The support pointed out that the Failed request count as seen by caller would show the failed calls on the multidimensional view which it actually seems to do so on this case it's more or less which metric to use on our dashboards graphs so that the drilldown would be easy task for our users
And on this case it was even more problematic when users did the drilldown to actual purepaths which did not have any exceptions or failed calls...But after some digging I found that some of the purepaths had some "internal" exceptions and these was actually counted as failed calls on our custom dashboard (even tho, none of the filter picked these up as failed calls).
You reached the right location to see the exceptions/errors.
From this point onwards, you can create calculated service metrics for the required/important exceptions/errors to plot the chart and use them for alerting purposes as well.
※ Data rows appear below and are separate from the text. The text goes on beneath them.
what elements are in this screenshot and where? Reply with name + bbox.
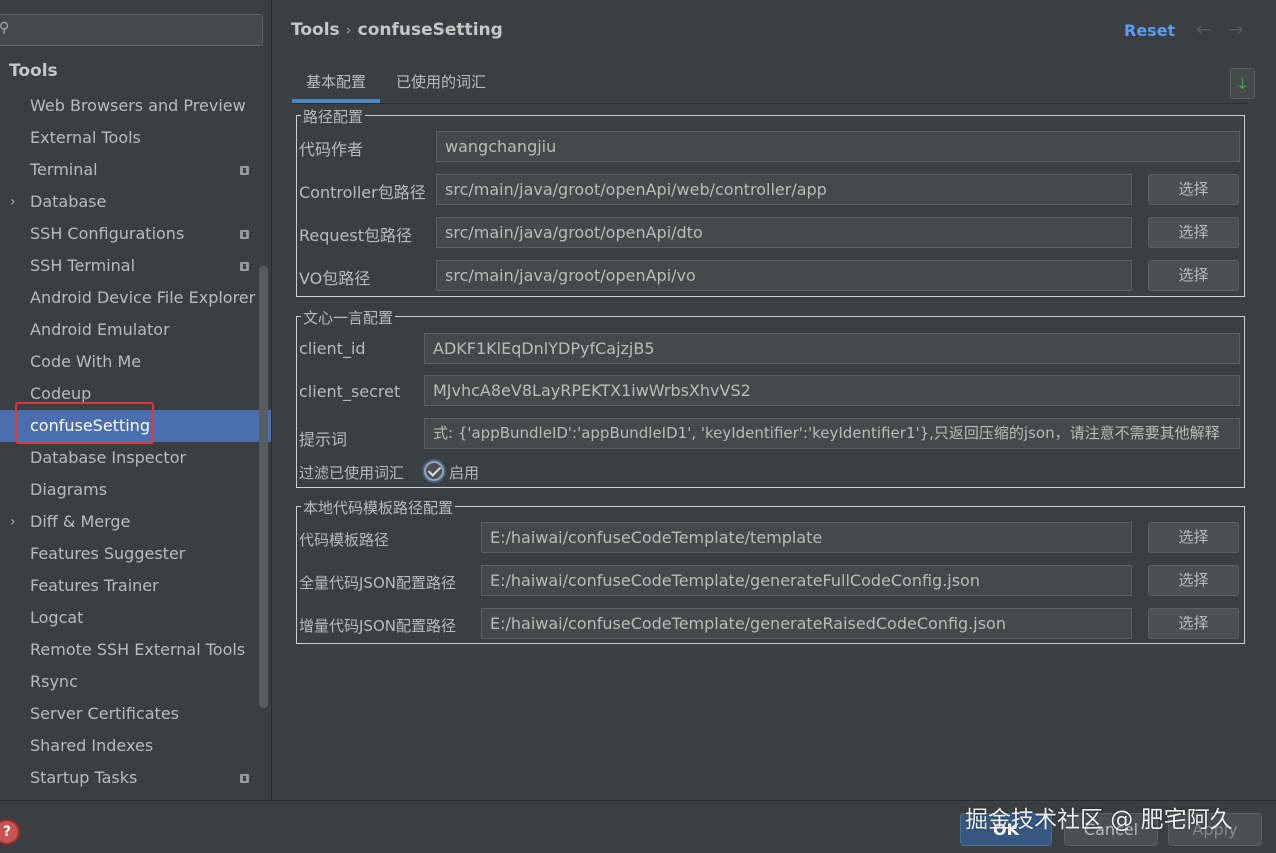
- vo-path-field[interactable]: src/main/java/groot/openApi/vo: [436, 260, 1132, 291]
- enable-label[interactable]: 启用: [449, 462, 479, 483]
- sidebar-item-logcat[interactable]: Logcat: [0, 602, 271, 634]
- sidebar-item-remote-ssh-external-tools[interactable]: Remote SSH External Tools: [0, 634, 271, 666]
- ernie-config-group: 文心一言配置 client_id ADKF1KlEqDnlYDPyfCajzjB…: [296, 307, 1245, 488]
- sidebar-item-shared-indexes[interactable]: Shared Indexes: [0, 730, 271, 762]
- settings-sidebar: ⚲ Tools Web Browsers and Preview Externa…: [0, 0, 272, 800]
- project-scope-icon: [240, 774, 249, 783]
- path-config-group: 路径配置 代码作者 wangchangjiu Controller包路径 src…: [296, 106, 1245, 297]
- full-json-path-field[interactable]: E:/haiwai/confuseCodeTemplate/generateFu…: [481, 565, 1132, 596]
- client-id-label: client_id: [299, 339, 366, 358]
- tab-divider: [292, 103, 1247, 104]
- full-json-path-label: 全量代码JSON配置路径: [299, 574, 456, 592]
- author-label: 代码作者: [299, 140, 364, 159]
- chevron-right-icon[interactable]: ›: [10, 506, 16, 538]
- client-secret-label: client_secret: [299, 382, 401, 401]
- sidebar-item-ssh-configurations[interactable]: SSH Configurations: [0, 218, 271, 250]
- group-title: 本地代码模板路径配置: [301, 497, 456, 518]
- filter-used-words-label: 过滤已使用词汇: [299, 464, 405, 482]
- sidebar-item-startup-tasks[interactable]: Startup Tasks: [0, 762, 271, 794]
- project-scope-icon: [240, 262, 249, 271]
- choose-template-button[interactable]: 选择: [1148, 522, 1239, 553]
- template-path-field[interactable]: E:/haiwai/confuseCodeTemplate/template: [481, 522, 1132, 553]
- sidebar-item-android-device-file-explorer[interactable]: Android Device File Explorer: [0, 282, 271, 314]
- controller-path-field[interactable]: src/main/java/groot/openApi/web/controll…: [436, 174, 1132, 205]
- back-arrow-icon[interactable]: ←: [1196, 20, 1210, 40]
- forward-arrow-icon[interactable]: →: [1229, 20, 1243, 40]
- sidebar-item-ssh-terminal[interactable]: SSH Terminal: [0, 250, 271, 282]
- sidebar-item-code-with-me[interactable]: Code With Me: [0, 346, 271, 378]
- sidebar-item-features-suggester[interactable]: Features Suggester: [0, 538, 271, 570]
- sidebar-item-android-emulator[interactable]: Android Emulator: [0, 314, 271, 346]
- breadcrumb-parent: Tools: [291, 20, 340, 40]
- sidebar-item-features-trainer[interactable]: Features Trainer: [0, 570, 271, 602]
- filter-enable-checkbox[interactable]: [424, 461, 444, 481]
- chevron-right-icon[interactable]: ›: [10, 186, 16, 218]
- sidebar-item-external-tools[interactable]: External Tools: [0, 122, 271, 154]
- watermark-text: 掘金技术社区 @ 肥宅阿久: [965, 807, 1233, 833]
- settings-search-input[interactable]: ⚲: [0, 14, 263, 46]
- search-icon: ⚲: [0, 20, 10, 36]
- help-icon[interactable]: ?: [0, 819, 20, 845]
- vo-path-label: VO包路径: [299, 269, 371, 288]
- breadcrumb-separator: ›: [345, 21, 352, 39]
- template-config-group: 本地代码模板路径配置 代码模板路径 E:/haiwai/confuseCodeT…: [296, 497, 1245, 644]
- prompt-label: 提示词: [299, 430, 348, 449]
- choose-controller-button[interactable]: 选择: [1148, 174, 1239, 205]
- choose-full-json-button[interactable]: 选择: [1148, 565, 1239, 596]
- sidebar-item-terminal[interactable]: Terminal: [0, 154, 271, 186]
- template-path-label: 代码模板路径: [299, 531, 390, 549]
- raised-json-path-field[interactable]: E:/haiwai/confuseCodeTemplate/generateRa…: [481, 608, 1132, 639]
- sidebar-scrollbar[interactable]: [259, 266, 268, 708]
- prompt-field[interactable]: 式: {'appBundleID':'appBundleID1', 'keyId…: [424, 418, 1240, 449]
- project-scope-icon: [240, 166, 249, 175]
- group-title: 路径配置: [301, 106, 366, 127]
- controller-path-label: Controller包路径: [299, 183, 426, 202]
- project-scope-icon: [240, 230, 249, 239]
- author-field[interactable]: wangchangjiu: [436, 131, 1240, 162]
- annotation-highlight-box: [15, 402, 154, 444]
- sidebar-item-database[interactable]: › Database: [0, 186, 271, 218]
- request-path-field[interactable]: src/main/java/groot/openApi/dto: [436, 217, 1132, 248]
- client-secret-field[interactable]: MJvhcA8eV8LayRPEKTX1iwWrbsXhvVS2: [424, 375, 1240, 406]
- download-icon[interactable]: ↓: [1230, 68, 1255, 99]
- tab-used-words[interactable]: 已使用的词汇: [390, 62, 492, 102]
- sidebar-item-server-certificates[interactable]: Server Certificates: [0, 698, 271, 730]
- reset-link[interactable]: Reset: [1124, 21, 1175, 40]
- tab-basic-config[interactable]: 基本配置: [292, 62, 380, 103]
- group-title: 文心一言配置: [301, 307, 396, 328]
- client-id-field[interactable]: ADKF1KlEqDnlYDPyfCajzjB5: [424, 333, 1240, 364]
- request-path-label: Request包路径: [299, 226, 412, 245]
- settings-main-panel: Tools › confuseSetting Reset ← → 基本配置 已使用的…: [272, 0, 1276, 800]
- choose-raised-json-button[interactable]: 选择: [1148, 608, 1239, 639]
- sidebar-item-diff-merge[interactable]: › Diff & Merge: [0, 506, 271, 538]
- sidebar-item-database-inspector[interactable]: Database Inspector: [0, 442, 271, 474]
- sidebar-item-rsync[interactable]: Rsync: [0, 666, 271, 698]
- breadcrumb: Tools › confuseSetting: [291, 20, 503, 40]
- choose-vo-button[interactable]: 选择: [1148, 260, 1239, 291]
- sidebar-item-diagrams[interactable]: Diagrams: [0, 474, 271, 506]
- breadcrumb-current: confuseSetting: [357, 20, 503, 40]
- raised-json-path-label: 增量代码JSON配置路径: [299, 617, 456, 635]
- sidebar-item-web-browsers[interactable]: Web Browsers and Preview: [0, 90, 271, 122]
- tree-root-tools[interactable]: Tools: [9, 61, 58, 81]
- choose-request-button[interactable]: 选择: [1148, 217, 1239, 248]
I suppose that the situation is still so illogical that there is no Failure Rate metric which we could utilize on our custom dashboards which would actually utilize the same metric which we actually see on the service level itself?
In my opinion it's starts to quite unnecessary work if we first try to exclude every unnecessary or false positive event from the service level and then we still would need to create some "own" calculated failure rate which would fit on our needs.
These failure rate metrics is something which causes quite a annoyance and actually are eating quite a lot of my time when I need to go this trough again and again with teams that why they see rate X in this view, rate X on this and rate X on service level.
You are right but at some point, you will have to have this approach as per my experience.
The generic approach is to get the server-side and client-side error with the Dimensions to split by.
Yep, it seems that I really need to consider this road since the default failure rate metrics which we can utilize on the custom dashboards are more or less problematic. This solution of course have some limitation since I would need decide beforehand what are the required/important limitations which I should include on the calculated metrics.
We also have quite a big environment so I have already had some challenges since the calculated metric can be tied up only to 100 entities and I have certain exception messages which I need to monitor whole system wide on every instance.
Since we don't currently the log monitoring purchased this makes certain definitions quite painful since we basically would need to split the entities to groups where the maximum amount of entities is 100 and create multiple calculated metrics from the same thing.
Have you tried charting the failure rate for server side errors, instead of any errors? That approach works at least for me, when doing similar reports.
Moi @kalle_lahtinen 🙂
I would say that in certain cases it work better but then we would lost the 4xx series failures or we would need to use it as separate metric.
We also have quite a challenge with the server side error metric also since the metric which we an use on dashboards does not exclude the errors we have defined on the service level.
We are utilizing quite widely REST interfaces and the HTTP 500 answer is quite widely utilized as an generic error response so therefore it's quite complicated for us that the metrics we have on dashboards actually do not respect those exclude rules.
I can live this one but it's quite a hard to try to explain this for every user that why you see error rate X on your dashboards and error rate zero on the service level and which kind of tricks you need to make to actually filter out the request which are counted as failed on your case.
Ok, gotcha. Your use case is then a bit more complicated, typically for me it's enough to tune the error detection based on exceptions, and the server side errors graph does at least respect those. Is it so that you've defined some 5xx responses as client side failures, instead of server side? Or even fully excluded them from error reporting..? Since the error graphs do take into account the exception-specific congifs, I would assume it also does that for configs related to the HTTP codes - or else it's a bug? Overall it sounds like Babar's suggestion of splitting the graph client vs. server side should do the trick.